En France, l’année 2013 a vu deux autres monuments du patrimoine public passer en mode « hôtel ». Designé par Jean-Philippe Nuel (voir interview), l’hôtel–Dieu de Marseille s’est métamorphosé en InterContinental, ouvert en avril dernier. Derrière sa façade classée dominant le Vieux-Port, la bâtisse du XVIIIe siècle accueille désormais 194 chambres, un restaurant gastronomique, un centre de conférences, un spa Clarins et, surtout, une somptueuse terrasse embrassant la ville. Une réhabilitation gagnante pour tout le monde. D’un côté, le groupe IHG ajoute un fleuron trendy à son enseigne de luxe, de l’autre les Marseillais peuvent redécouvrir ce lieu emblématique de leur ville en allant y déjeuner ou prendre un verre. Enfin la cité phocéenne y gagne aussi un nouveau phare touristique.

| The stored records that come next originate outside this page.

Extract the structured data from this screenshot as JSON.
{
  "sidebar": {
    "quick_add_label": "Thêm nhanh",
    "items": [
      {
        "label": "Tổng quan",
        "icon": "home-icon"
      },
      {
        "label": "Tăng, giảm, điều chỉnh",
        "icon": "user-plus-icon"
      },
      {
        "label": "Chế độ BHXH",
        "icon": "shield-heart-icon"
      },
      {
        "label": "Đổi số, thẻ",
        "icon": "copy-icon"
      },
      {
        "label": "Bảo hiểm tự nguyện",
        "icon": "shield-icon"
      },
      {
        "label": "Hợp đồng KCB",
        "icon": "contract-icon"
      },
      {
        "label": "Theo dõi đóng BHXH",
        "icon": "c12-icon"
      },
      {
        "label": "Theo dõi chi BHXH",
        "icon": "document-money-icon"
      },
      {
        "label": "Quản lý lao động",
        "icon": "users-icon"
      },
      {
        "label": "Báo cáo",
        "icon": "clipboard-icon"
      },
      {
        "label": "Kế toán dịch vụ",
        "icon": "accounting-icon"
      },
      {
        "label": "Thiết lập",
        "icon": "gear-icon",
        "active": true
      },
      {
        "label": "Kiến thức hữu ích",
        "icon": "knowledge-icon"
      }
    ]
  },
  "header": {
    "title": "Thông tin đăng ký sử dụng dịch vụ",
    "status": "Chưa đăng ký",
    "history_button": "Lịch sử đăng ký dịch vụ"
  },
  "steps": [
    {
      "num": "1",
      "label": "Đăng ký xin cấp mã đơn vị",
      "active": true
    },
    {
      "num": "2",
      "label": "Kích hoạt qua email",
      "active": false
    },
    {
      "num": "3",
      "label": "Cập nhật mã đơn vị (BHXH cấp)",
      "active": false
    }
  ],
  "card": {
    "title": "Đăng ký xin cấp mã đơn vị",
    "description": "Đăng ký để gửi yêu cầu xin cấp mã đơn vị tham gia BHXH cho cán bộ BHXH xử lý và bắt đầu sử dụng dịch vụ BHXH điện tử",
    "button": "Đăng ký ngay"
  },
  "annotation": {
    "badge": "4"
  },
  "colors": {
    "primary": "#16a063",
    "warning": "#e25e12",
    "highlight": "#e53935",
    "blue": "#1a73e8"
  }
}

Et la capitale européenne de la culture 2013 compte bien capitaliser sur l’hôtel-Dieu pour diffuser une image haut de gamme auprès des voyageurs et des organisateurs de réunions internationaux.

Du très neuf avec du très vieux

Plaidoyer design pour la réhabilitation du patrimoine historique, le Radisson Blu de Nantes offre une nouvelle fonction au tribunal d’instance.Se donner une stature de métropole dynamique et, en même temps, rendre à la ville un patrimoine en déshérence : voilà ce que recherchent les élus en confiant leurs joyaux aux mains des investisseurs hôteliers. Ainsi, à Nantes, c’est le palais de justice qui a retrouvé son utilité en se transformant en Radisson Blu. « Ce bâtiment était inoccupé depuis l’ouverture d’un nouveau palais de justice sur l’île de Nantes, dessiné par Jean Nouvel. Le remettre aux normes, notamment énergétiques, pour accueillir des services du département aurait coûté très cher. Quelles étaient les autres possibilités ? Nous avons choisi de retenir ce projet, car Nantes ne comptait pas d’hôtel de standing, ce qui était pénalisant pour accueillir des congrès internationaux », dit Bernard Gagnet, vice-président du conseil général de Loire-Atlantique et délégué à l’administration générale. La vie alentour est en train de se transformer. Avant, la place à côté du tribunal était morne. Mais depuis, le parc a fait l’objet d’un aménagement paysager. Un bâtiment de la gendarmerie est en train d’être réhabilité, comprenant des appartements dans les anciennes écuries et des commerces haut de gamme.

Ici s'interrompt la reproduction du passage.